Christian Escribano, donc, sera l'auteur d'une première faena débutée par largas et véroniques genoux en terre méritoires. Le brindis va au public mais le « jabonero » baisse de ton alors que le toreo varié laisse le public, qui garnissait presque une 1/2 arène, trop froid. Mise à mort sur laquelle on ne reviendra pas. Son second, burraco précieux, se tuant en piste l'élève de l'école taurine de Tolède héritera d'un novillo noir et véloce, astifino, qui prendra deux puyazos sans pousser. Pas de brindis cette fois et intéressante faena en restant un peu sur la défensive mais sincère au possible ternie, encore, par une épée lamentable. Cristian quittera les arènes rapidement pour gagner Madrid ou il est engagé l'après-midi même.

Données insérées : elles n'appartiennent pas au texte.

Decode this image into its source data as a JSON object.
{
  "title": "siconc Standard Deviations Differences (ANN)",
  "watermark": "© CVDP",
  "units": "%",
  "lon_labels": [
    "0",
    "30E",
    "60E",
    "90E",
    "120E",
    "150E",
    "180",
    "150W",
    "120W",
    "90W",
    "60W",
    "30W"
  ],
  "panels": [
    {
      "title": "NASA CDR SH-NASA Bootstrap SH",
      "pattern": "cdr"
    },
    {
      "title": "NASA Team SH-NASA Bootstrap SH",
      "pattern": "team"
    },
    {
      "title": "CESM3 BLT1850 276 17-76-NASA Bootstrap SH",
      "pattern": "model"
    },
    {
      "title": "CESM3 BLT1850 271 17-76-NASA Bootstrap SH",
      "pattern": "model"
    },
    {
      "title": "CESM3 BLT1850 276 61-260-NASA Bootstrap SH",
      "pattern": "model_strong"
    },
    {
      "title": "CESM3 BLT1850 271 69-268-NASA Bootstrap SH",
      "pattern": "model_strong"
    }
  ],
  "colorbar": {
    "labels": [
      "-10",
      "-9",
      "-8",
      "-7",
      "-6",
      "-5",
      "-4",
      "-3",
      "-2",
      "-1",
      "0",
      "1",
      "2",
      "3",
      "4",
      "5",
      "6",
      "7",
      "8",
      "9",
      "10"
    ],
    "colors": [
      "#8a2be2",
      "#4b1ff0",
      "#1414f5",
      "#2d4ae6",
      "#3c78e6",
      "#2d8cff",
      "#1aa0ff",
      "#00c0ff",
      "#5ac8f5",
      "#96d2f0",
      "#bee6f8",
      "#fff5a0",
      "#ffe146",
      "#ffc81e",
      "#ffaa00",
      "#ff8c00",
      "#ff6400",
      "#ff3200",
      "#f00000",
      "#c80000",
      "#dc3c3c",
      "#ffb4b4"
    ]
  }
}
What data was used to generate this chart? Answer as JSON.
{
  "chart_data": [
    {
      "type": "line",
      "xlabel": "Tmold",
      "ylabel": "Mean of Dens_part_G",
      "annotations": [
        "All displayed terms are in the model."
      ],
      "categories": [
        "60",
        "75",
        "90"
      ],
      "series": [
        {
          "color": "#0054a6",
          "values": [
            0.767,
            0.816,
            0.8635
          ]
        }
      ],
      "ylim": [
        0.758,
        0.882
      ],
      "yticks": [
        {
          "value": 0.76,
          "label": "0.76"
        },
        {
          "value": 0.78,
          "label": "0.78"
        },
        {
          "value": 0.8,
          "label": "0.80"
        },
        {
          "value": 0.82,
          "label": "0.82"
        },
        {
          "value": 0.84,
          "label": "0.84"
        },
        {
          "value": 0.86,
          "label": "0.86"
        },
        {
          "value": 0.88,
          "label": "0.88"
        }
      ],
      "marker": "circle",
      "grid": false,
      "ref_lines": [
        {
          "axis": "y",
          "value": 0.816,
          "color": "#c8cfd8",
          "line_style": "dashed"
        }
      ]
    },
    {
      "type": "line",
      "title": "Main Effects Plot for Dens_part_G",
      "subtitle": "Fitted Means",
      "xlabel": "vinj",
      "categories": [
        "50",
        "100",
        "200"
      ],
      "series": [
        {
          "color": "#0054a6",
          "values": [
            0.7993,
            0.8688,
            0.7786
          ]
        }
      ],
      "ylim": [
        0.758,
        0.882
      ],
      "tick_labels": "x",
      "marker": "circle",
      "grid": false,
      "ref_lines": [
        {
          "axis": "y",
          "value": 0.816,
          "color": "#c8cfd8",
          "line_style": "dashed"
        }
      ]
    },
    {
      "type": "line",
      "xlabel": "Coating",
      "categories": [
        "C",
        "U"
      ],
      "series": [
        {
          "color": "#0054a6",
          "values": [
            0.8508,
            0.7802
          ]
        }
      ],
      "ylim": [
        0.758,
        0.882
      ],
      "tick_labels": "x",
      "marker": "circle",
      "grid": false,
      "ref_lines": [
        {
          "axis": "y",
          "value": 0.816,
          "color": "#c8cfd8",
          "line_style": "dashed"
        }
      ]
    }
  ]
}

En sa compagnie Raul RIVERA recevra problématiquement son joli premier qui ira prendre trois puyazos ne poussant que sous la première. Palos dont violin du minot ovationné et brindis au public d'une faena sans profiter de la bonne charge du novillo. Abus du pico et souvent fuera de cacho. L'entière lui vaudra le prix à la meilleur estocade de cette matinée ! Mieux et plus centré l'accueil de son second sera alluré. Piqué vraiment lamentablement par trois fois le novillo gardera tout de même une somptueuse noblesse au cours d'une faena brindée au maestro Frascuelo. Musique pour la première fois et lames encore problématiques empêchant toute descente de trophée de la part du palco présidé par Nadine Capbern. Attribué en piste à l'issue de la novillada, le Prix Roger Dumont, que certains souhaitaient désert, récompensant la meilleure pique sera attribué à Diego OCHOA ayant piqué le premier novillo. A noter la bonne idée d'effectuer en piste le sortéo de la corrida de l'après-midi.